Habían pasado la noche en vela, dormitando por turnos en un sofá que se encontraba en la sala de conferencias y todos ellos estaban de un humor de perros. Un coche patrulla había aparecido por el extremo de la calle con la sirena aullando a todo meter y los destellos azules bañando las fachadas de la calle, casi al mismo tiempo que llegaba el Megane del subinspector. Se detuvieron al unísono frente al portal del complejo de apartamentos y dejaron en la acera a dos agentes de policía. Los escasos viandantes que había por la calle un domingo por la mañana empezaron a aglomerarse para contemplar el espectáculo con las bocas abiertas.
La escena del crimen se hallaba en uno de los apartamentos del Complejo Galaxia de Moncloa, un edificio construido en la segunda mitad del siglo XX aprovechando el solar y la estructura arquitectónica de la fábrica de jabones Gal, famoso porque en sus bajos se fraguaron los primeros planes del intento de golpe de estado de 1978.
El inspector Paniagua caminaba con paso decidido hacia el vestíbulo en donde se topó con el coronel Golshiri, quien aguardaba pacientemente con ambas manos cruzadas por detrás de su espalda. Sin embargo, su rostro reflejaba el torbellino de emociones que bullía en su interior.
—¿Qué demonios está haciendo aquí, coronel? —Preguntó con brusquedad—. ¡Estuvimos intentando localizarle todo el maldito día de ayer! ¿Ha sido usted quién ha encontrado el cadáver?
—Inspector, usted ya conoce la respuesta a esa pregunta puesto que fuimos nosotros quienes les han llamado esta mañana.
El inspector Paniagua se volvió hacia uno de los agentes y señaló con el dedo.
—Acordone esta zona y que nadie entre o salga del edificio sin mi permiso. —Y mirando hacia el coronel, añadió—: Ya hablaré con usted más tarde; pero, por el momento, ¿dónde está el cuerpo?
—En el segundo piso, apartamento C. —Contestó el iraní.
Sin más demora, Paniagua se lanzó hacia las escaleras, dejando al subinspector Olcina atrás mientras dudaba entre seguir a su jefe o hacer más preguntas al coronel antes de decidirse, finalmente, por lo primero. En esos momentos, otros dos coches patrulla aparecieron en la calle. Martin se giró hacia el coronel y le dedicó una mirada una mirada fatigada. La muerte de la doctora Farhadi le había dejado con una sensación opaca e implacable de profundo desaliento y el hombre que tenía ante él era el completo responsable. Sin pronunciar palabra, le dio la espalda y le indicó con un gesto que le siguiera y se dirigió hacia el ascensor.

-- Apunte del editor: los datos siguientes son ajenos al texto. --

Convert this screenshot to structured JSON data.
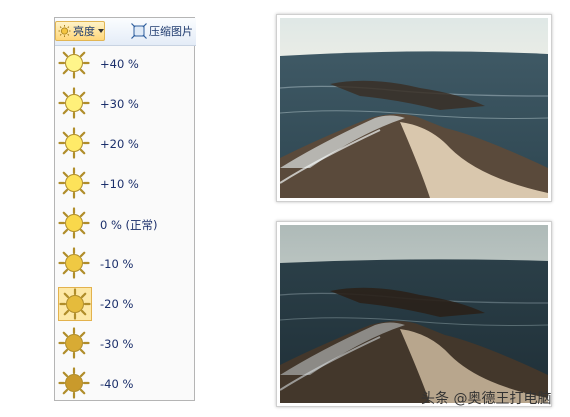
{
  "toolbar": {
    "brightness_label": "亮度",
    "compress_label": "压缩图片"
  },
  "brightness_options": [
    {
      "label": "+40 %",
      "color": "#fff58a"
    },
    {
      "label": "+30 %",
      "color": "#fff07a"
    },
    {
      "label": "+20 %",
      "color": "#ffea68"
    },
    {
      "label": "+10 %",
      "color": "#fde25a"
    },
    {
      "label": "0 % (正常)",
      "color": "#f9d84b"
    },
    {
      "label": "-10 %",
      "color": "#efc943"
    },
    {
      "label": "-20 %",
      "color": "#e5bb3c",
      "selected": true
    },
    {
      "label": "-30 %",
      "color": "#d8ab34"
    },
    {
      "label": "-40 %",
      "color": "#c99a2c"
    }
  ],
  "photos": {
    "original": {
      "sky": "#e9ece6",
      "sea": "#3f5965"
    },
    "adjusted": {
      "sky": "#b9c3c0",
      "sea": "#2b3f48"
    }
  },
  "watermark": "头条 @奥德王打电脑"
}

—Agente Cordero. —Le dijo el coronel a modo de saludo. Con sorpresa, Martin detectó también un rastro de tristeza en sus palabras—. El asesino lo ha vuelto a hacer. Teníamos dos hombres vigilando noche y día a la doctora y, a pesar de todo, consiguió burlarlos.

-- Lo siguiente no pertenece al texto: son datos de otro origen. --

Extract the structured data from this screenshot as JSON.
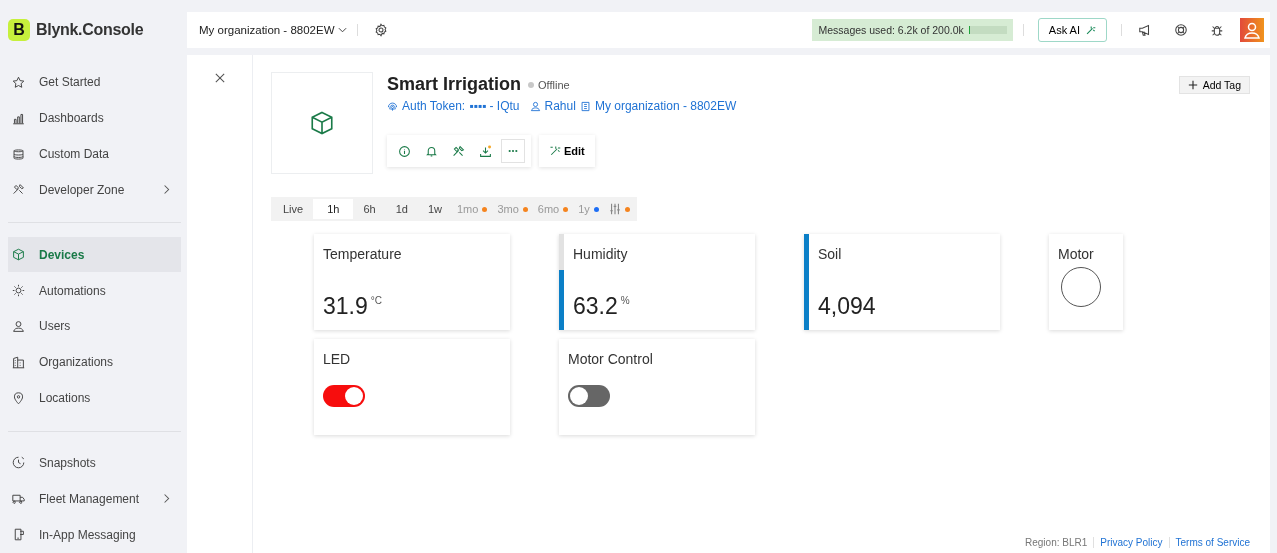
{
  "brand": {
    "logo_letter": "B",
    "name": "Blynk.Console"
  },
  "sidebar": {
    "sections": [
      [
        {
          "label": "Get Started",
          "selected": false,
          "expandable": false
        },
        {
          "label": "Dashboards",
          "selected": false,
          "expandable": false
        },
        {
          "label": "Custom Data",
          "selected": false,
          "expandable": false
        },
        {
          "label": "Developer Zone",
          "selected": false,
          "expandable": true
        }
      ],
      [
        {
          "label": "Devices",
          "selected": true,
          "expandable": false
        },
        {
          "label": "Automations",
          "selected": false,
          "expandable": false
        },
        {
          "label": "Users",
          "selected": false,
          "expandable": false
        },
        {
          "label": "Organizations",
          "selected": false,
          "expandable": false
        },
        {
          "label": "Locations",
          "selected": false,
          "expandable": false
        }
      ],
      [
        {
          "label": "Snapshots",
          "selected": false,
          "expandable": false
        },
        {
          "label": "Fleet Management",
          "selected": false,
          "expandable": true
        },
        {
          "label": "In-App Messaging",
          "selected": false,
          "expandable": false
        }
      ]
    ]
  },
  "topbar": {
    "organization": "My organization - 8802EW",
    "messages": {
      "text": "Messages used: 6.2k of 200.0k",
      "level": 0.03
    },
    "ask_ai": "Ask AI"
  },
  "device": {
    "name": "Smart Irrigation",
    "status": "Offline",
    "online": false,
    "auth_label": "Auth Token:",
    "auth_value": "▪▪▪▪ - IQtu",
    "owner": "Rahul",
    "organization": "My organization - 8802EW",
    "edit": "Edit",
    "add_tag": "Add Tag"
  },
  "time_ranges": [
    {
      "label": "Live",
      "selected": false,
      "disabled": false
    },
    {
      "label": "1h",
      "selected": true,
      "disabled": false
    },
    {
      "label": "6h",
      "selected": false,
      "disabled": false
    },
    {
      "label": "1d",
      "selected": false,
      "disabled": false
    },
    {
      "label": "1w",
      "selected": false,
      "disabled": false
    },
    {
      "label": "1mo",
      "selected": false,
      "disabled": true,
      "color": "#f5841f"
    },
    {
      "label": "3mo",
      "selected": false,
      "disabled": true,
      "color": "#f5841f"
    },
    {
      "label": "6mo",
      "selected": false,
      "disabled": true,
      "color": "#f5841f"
    },
    {
      "label": "1y",
      "selected": false,
      "disabled": true,
      "color": "#1d6ef5"
    },
    {
      "kind": "filter",
      "selected": false,
      "disabled": true,
      "color": "#f5841f"
    }
  ],
  "widgets": [
    [
      {
        "kind": "value",
        "title": "Temperature",
        "value": "31.9",
        "unit": "°C"
      },
      {
        "kind": "value",
        "title": "Humidity",
        "value": "63.2",
        "unit": "%",
        "level": 0.63
      },
      {
        "kind": "value",
        "title": "Soil",
        "value": "4,094",
        "level": 1
      },
      {
        "kind": "led",
        "title": "Motor",
        "on": false
      }
    ],
    [
      {
        "kind": "switch",
        "title": "LED",
        "on": true
      },
      {
        "kind": "switch",
        "title": "Motor Control",
        "on": false
      }
    ]
  ],
  "footer": {
    "region": "Region: BLR1",
    "links": [
      "Privacy Policy",
      "Terms of Service"
    ]
  }
}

De repente, todo el lugar estaba rebosante de agentes de policía y técnicos de la Policía Científica.
—¿Por qué será que tengo la impresión de que usted ya se lo esperaba?
Sadeq Golshiri lo miró sin apenas inmutarse, aunque parecía perplejo y algo molesto con la pregunta.

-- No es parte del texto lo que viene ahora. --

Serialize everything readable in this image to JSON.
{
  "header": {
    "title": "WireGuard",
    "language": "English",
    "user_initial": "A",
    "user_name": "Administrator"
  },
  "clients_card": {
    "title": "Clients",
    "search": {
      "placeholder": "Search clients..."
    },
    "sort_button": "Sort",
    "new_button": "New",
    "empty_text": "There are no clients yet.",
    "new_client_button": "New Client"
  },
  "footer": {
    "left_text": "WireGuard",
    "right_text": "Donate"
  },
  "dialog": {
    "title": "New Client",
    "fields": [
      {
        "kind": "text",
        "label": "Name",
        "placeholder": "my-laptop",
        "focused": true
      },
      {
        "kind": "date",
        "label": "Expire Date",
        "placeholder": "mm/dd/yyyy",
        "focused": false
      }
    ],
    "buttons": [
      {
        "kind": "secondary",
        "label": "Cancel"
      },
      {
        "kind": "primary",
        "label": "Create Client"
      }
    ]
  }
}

—Le aseguró, agente, que no sé de qué me habla.
—Usted sabe que sí. —Insistió Martin.
Todas las miradas de los policías que se encontraban en el vestíbulo estaban vueltas en su dirección. Sin duda, la gran mayoría de aquellos policías se habían pasado la noche tratando de localizar a la doctora y evidentemente culpaban al militar iraní por ello. El coronel se limitó a encogerse de hombros y entró en el ascensor cuando las puertas se abrieron, precedidas por el sonido de una campanilla.
En el segundo piso, la situación era una escena de pesadilla. El vello de los brazos de Martin se erizó en cuanto contempló el cuerpo de la doctora Farhadi. Por contra de lo que solía aparecer en las series de televisión o en las películas, durante su tiempo como psicólogo criminal del FBI, Martin no había pisado nunca una escena del crimen con el cadáver todavía yaciendo en ella y habitualmente se personaba cuando todo el guirigay montado por la policía y los investigadores forenses ya había concluido. Las fotografías del cuerpo y los informes del patólogo solían ser más que suficientes para que un experto en perfiles criminales se hiciese una composición de lugar sobre lo que le había ocurrido a la víctima. En aquellas circunstancias, encontrarse en ese lugar le producía una desazón en forma de gélidos escalofríos. Cerró los ojos y la aprensión, fría e indefinible, que le recorría el cuerpo se convirtió en pavor. Bajo los pálidos párpados, los ojos le lagrimaron, nerviosos. Cuando los abrió de nuevo, pilló al coronel Golshiri observándole con extrañeza. Se miraron fijamente y entonces desvió la mirada para centrarla sobre el cuerpo, olvidándose de él por completo.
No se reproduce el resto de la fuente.